Support Vector Machine Example 2 - Regression

Support Vector Machine Example 1 is a classification problem, that is, the output was a categorical variable, indicating that the case belongs to one of a number of discrete classes.

STATISTICA SVM can also be used for regression problems, where the output is a continuous numeric variable, in which context it acts as a nonlinear regression technique, where the complexity of the nonlinear regression curve is controlled via the number of support vectors, but of course the designer does not explicitly state a functional form for the regression curve. Hence, it is a nonparametric technique.

Data file
Open the Poverty.sta data file, which is located in the /Example/Datasets directory of STATISTICA. The data are based on a comparison of 1960 and 1970 Census figures for a random selection of 30 counties. The names of the counties are entered as case names. This example data file is also discussed in Multiple Regression Example 1: Standard Regression Analysis.
Starting the analysis
Select Machine Learning (Bayesian, Support Vectors, Nearest Neighbor) from the Data Mining menu to display the Machine Learning Startup Panel. Select Support Vector Machine and click the OK button to display the Support Vector Machines dialog.
Analysis settings
Click the Variables button to display a standard variable selection dialog, select PT_POOR as the Continuous dependent variable and all of the other variables in the data file as the Continuous predictor (independent) variable list, and click the OK button.
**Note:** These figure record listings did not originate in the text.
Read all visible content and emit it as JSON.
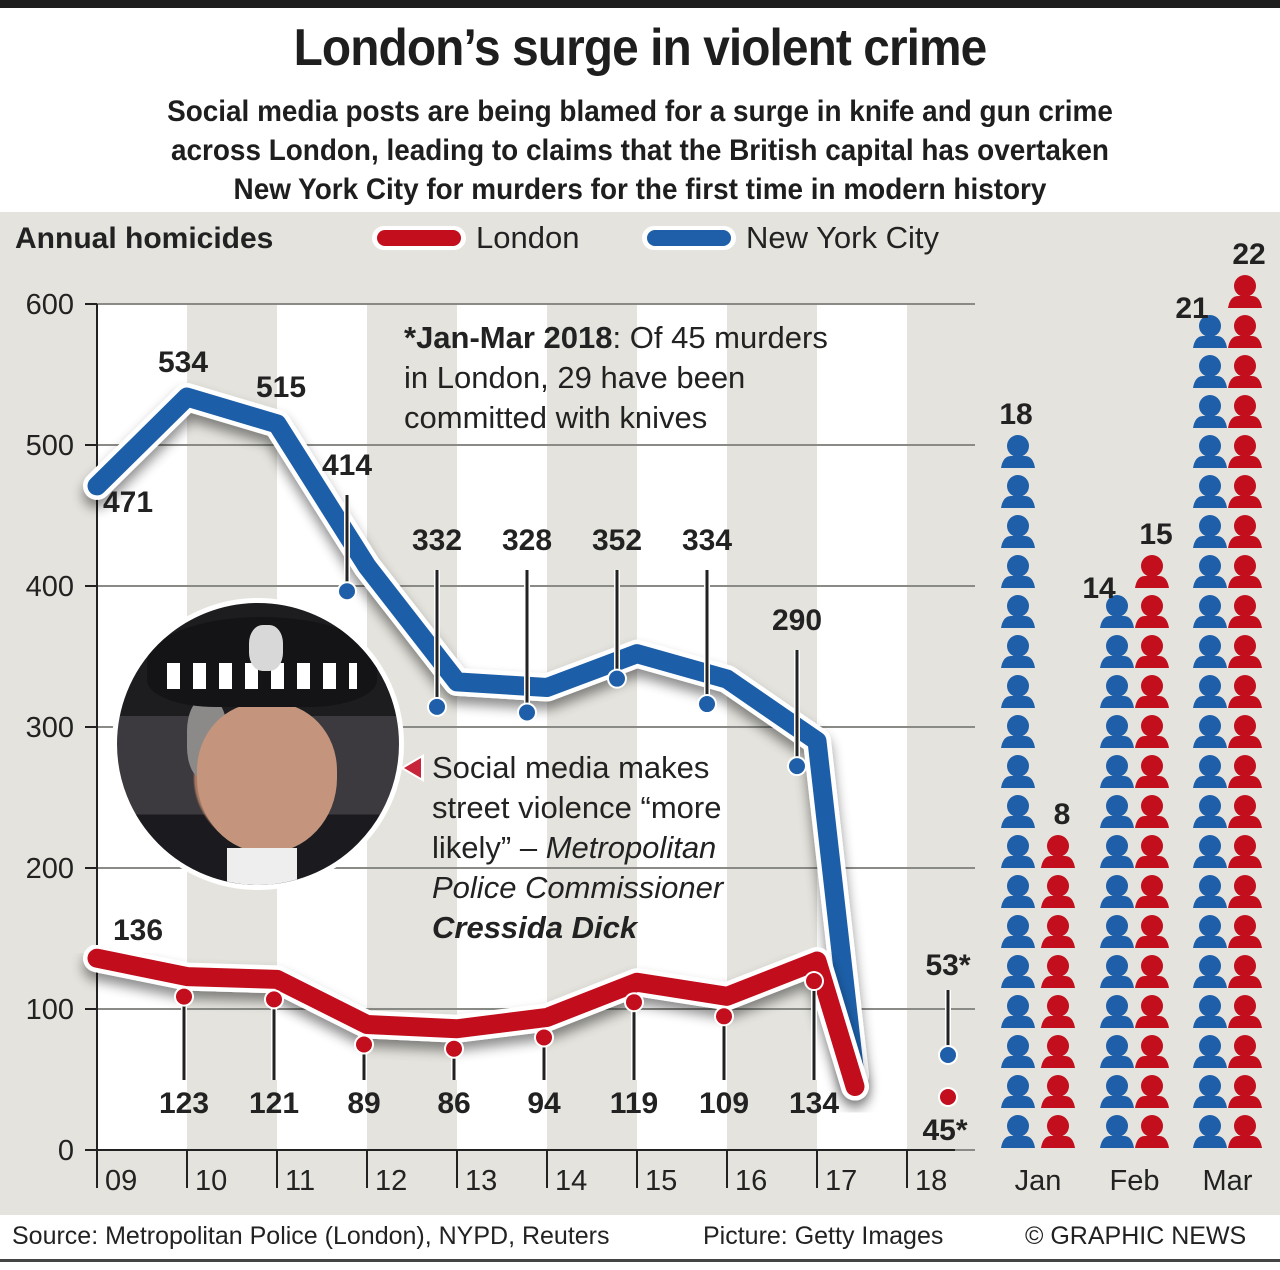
{
  "header": {
    "title": "London’s surge in violent crime",
    "subtitle_lines": [
      "Social media posts are being blamed for a surge in knife and gun crime",
      "across London, leading to claims that the British capital has overtaken",
      "New York City for murders for the first time in modern history"
    ]
  },
  "colors": {
    "london": "#c20e1d",
    "nyc": "#1f5ea8",
    "panel": "#e4e3dd",
    "stripe": "#ffffff"
  },
  "chart_data": [
    {
      "type": "line",
      "title": "Annual homicides",
      "xlabel": "",
      "ylabel": "",
      "x": [
        "09",
        "10",
        "11",
        "12",
        "13",
        "14",
        "15",
        "16",
        "17",
        "18"
      ],
      "ylim": [
        0,
        600
      ],
      "yticks": [
        "0",
        "100",
        "200",
        "300",
        "400",
        "500",
        "600"
      ],
      "grid": true,
      "legend_position": "top",
      "series": [
        {
          "name": "London",
          "values": [
            136,
            123,
            121,
            89,
            86,
            94,
            119,
            109,
            134,
            45
          ],
          "labels": [
            "136",
            "123",
            "121",
            "89",
            "86",
            "94",
            "119",
            "109",
            "134",
            "45*"
          ]
        },
        {
          "name": "New York City",
          "values": [
            471,
            534,
            515,
            414,
            332,
            328,
            352,
            334,
            290,
            53
          ],
          "labels": [
            "471",
            "534",
            "515",
            "414",
            "332",
            "328",
            "352",
            "334",
            "290",
            "53*"
          ]
        }
      ]
    },
    {
      "type": "bar",
      "title": "",
      "subtitle": "",
      "categories": [
        "Jan",
        "Feb",
        "Mar"
      ],
      "series": [
        {
          "name": "New York City",
          "values": [
            18,
            14,
            21
          ],
          "labels": [
            "18",
            "14",
            "21"
          ]
        },
        {
          "name": "London",
          "values": [
            8,
            15,
            22
          ],
          "labels": [
            "8",
            "15",
            "22"
          ]
        }
      ],
      "mark": "person-pictogram"
    }
  ],
  "annotations": {
    "note_bold": "*Jan-Mar 2018",
    "note_rest": ": Of 45 murders",
    "note_line2": "in London, 29 have been",
    "note_line3": "committed with knives",
    "quote_line1": "Social media makes",
    "quote_line2": "street violence “more",
    "quote_line3a": "likely” – ",
    "quote_line3b": "Metropolitan",
    "quote_line4": "Police Commissioner",
    "quote_name": "Cressida Dick"
  },
  "footer": {
    "source": "Source: Metropolitan Police (London), NYPD, Reuters",
    "picture": "Picture: Getty Images",
    "copyright": "© GRAPHIC NEWS"
  }
}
At this stage, you can change the specifications of the analysis, e.g., the sampling technique to be used for dividing the data into train and test samples, the SVM and kernel types, etc. Note that some of these analysis settings are not available until the variables are selected. It is recommended that you always provide a test sample as an independent check on the model performance. The Divide data into train and test samples check box and the Use random sampling option button are selected by default on the Sampling tab.
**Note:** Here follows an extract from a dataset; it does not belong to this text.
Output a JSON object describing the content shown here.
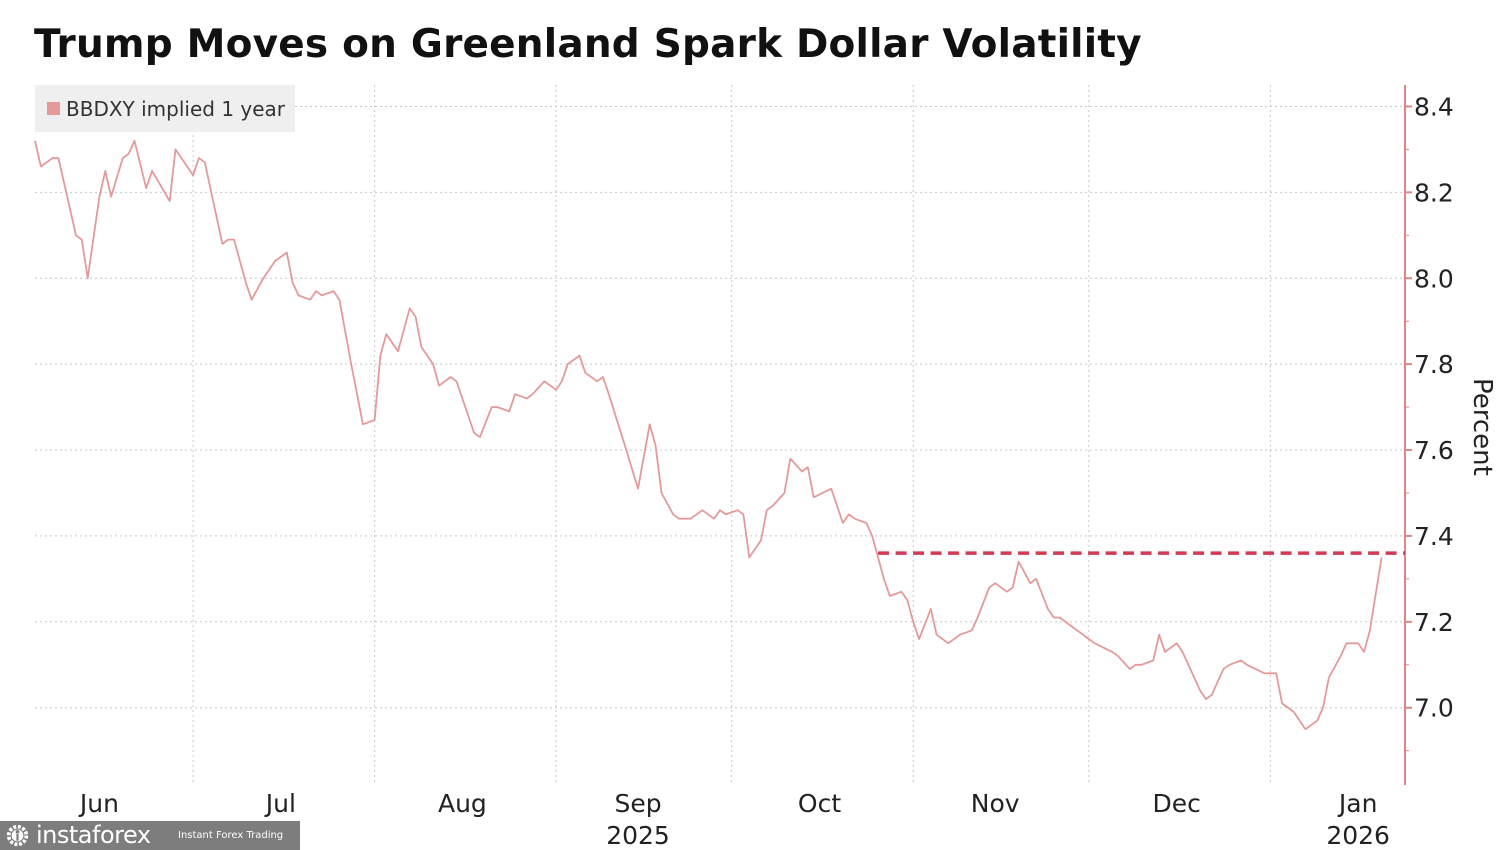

Note. If your data set is particularly small, the finite data size effect might be large enough, which can render the SVM algorithm from obtaining a good estimate of the model parameters (such as capacity and epsilon). In circumstances such as this, you can resort to the cross-validation method for, generally speaking, obtaining more reliable estimates of these parameters.

One thing you may have noticed by now is the difference between the typical values of the independent variables. This may be counter productive when constructing a good SVM regression model. To alleviate this problem you may want to rescale your variables to lay in the range 0 to 1. This will ensure that all variables are treated on the same scale. To do this, display the Training tab and select the Scale continuous independent variable(s) and Scale continuous dependent variable check boxes.

Leaving the rest of the options at the default settings, click the OK button. This will initiate SVM training (model fitting) which is carried out in two stages. In the first stage, a search is made for estimates of capacity and epsilon that achieve the lowest regression error. In the second phase of training, the estimated value of capacity and epsilon are used to train an SVM model using the entire training sample.

When training is complete, the Support Vector Machine Results dialog is displayed.

Reviewing results
From the Results dialog, you can specify to review the results in the form of spreadsheets, reports, and/or graphs.

In the Summary box at the top of the Results dialog are specifications of the SVM model, including the number of support vectors and their types, and the kernels and their parameter(s). Also displayed are other specifications made in the Support Vector Machines dialog, shown here for your reference, including the dependent and independent variable list, and the value of the training constants (capacity, epsilon, and nu). Also listed are the cross-validation results (when applicable) as well as regression statistics for training, test, and overall samples such as mean error squared, standard deviation ratio, and correlation coefficients.

STATISTICA SVM constructs the regression function through a set of support vectors and coefficients. On the Quick tab, click the Model button to display the spreadsheets of these quantities. This can be useful for a detailed review of the SVM model or for inclusion in reports.

Further information can be obtained by clicking the Descriptive statistics button, which will display a spreadsheet containing various regression statistics including the S.D. ratio and the correlation coefficient between the observed and predicted values.

You can also display the spreadsheet of predictions (and include any other variables that might be of interest to you, e.g., independents, residuals, etc., by selecting the respective check box on the Quick tab), as well as create histogram plots of these variables.

Further graphical review of the results can be made by selecting the Plots tab, where you can create two- and three-dimensional plots of the variables and predictions and their residuals. Note that you can display more than one variable in two-dimensional scatterplots.

For example, shown above is a scatterplot of the predicted and observed values plotted against the values in variable N_EMPLD. In general, this type of plot will provide an effective way of comparing model predictions with the observed data. To produce the graph shown above, select N_EMPLD from the X-axis list and Observed and Predicted from the Y-axis list. Then click the Graphs of X and Y button.

Note: you can produce these results for any sample by selecting the appropriate option in the Sample group box of the Support Vector Machine Results dialog.

Finally, you can perform a "what if?" analysis via the Custom predictions tab. You can define new cases (that are not drawn from the data set) and execute the SVM model. This allows you to perform ad-hoc, "What if?" analyses. The prediction of the model can be created by clicking the Predictions button.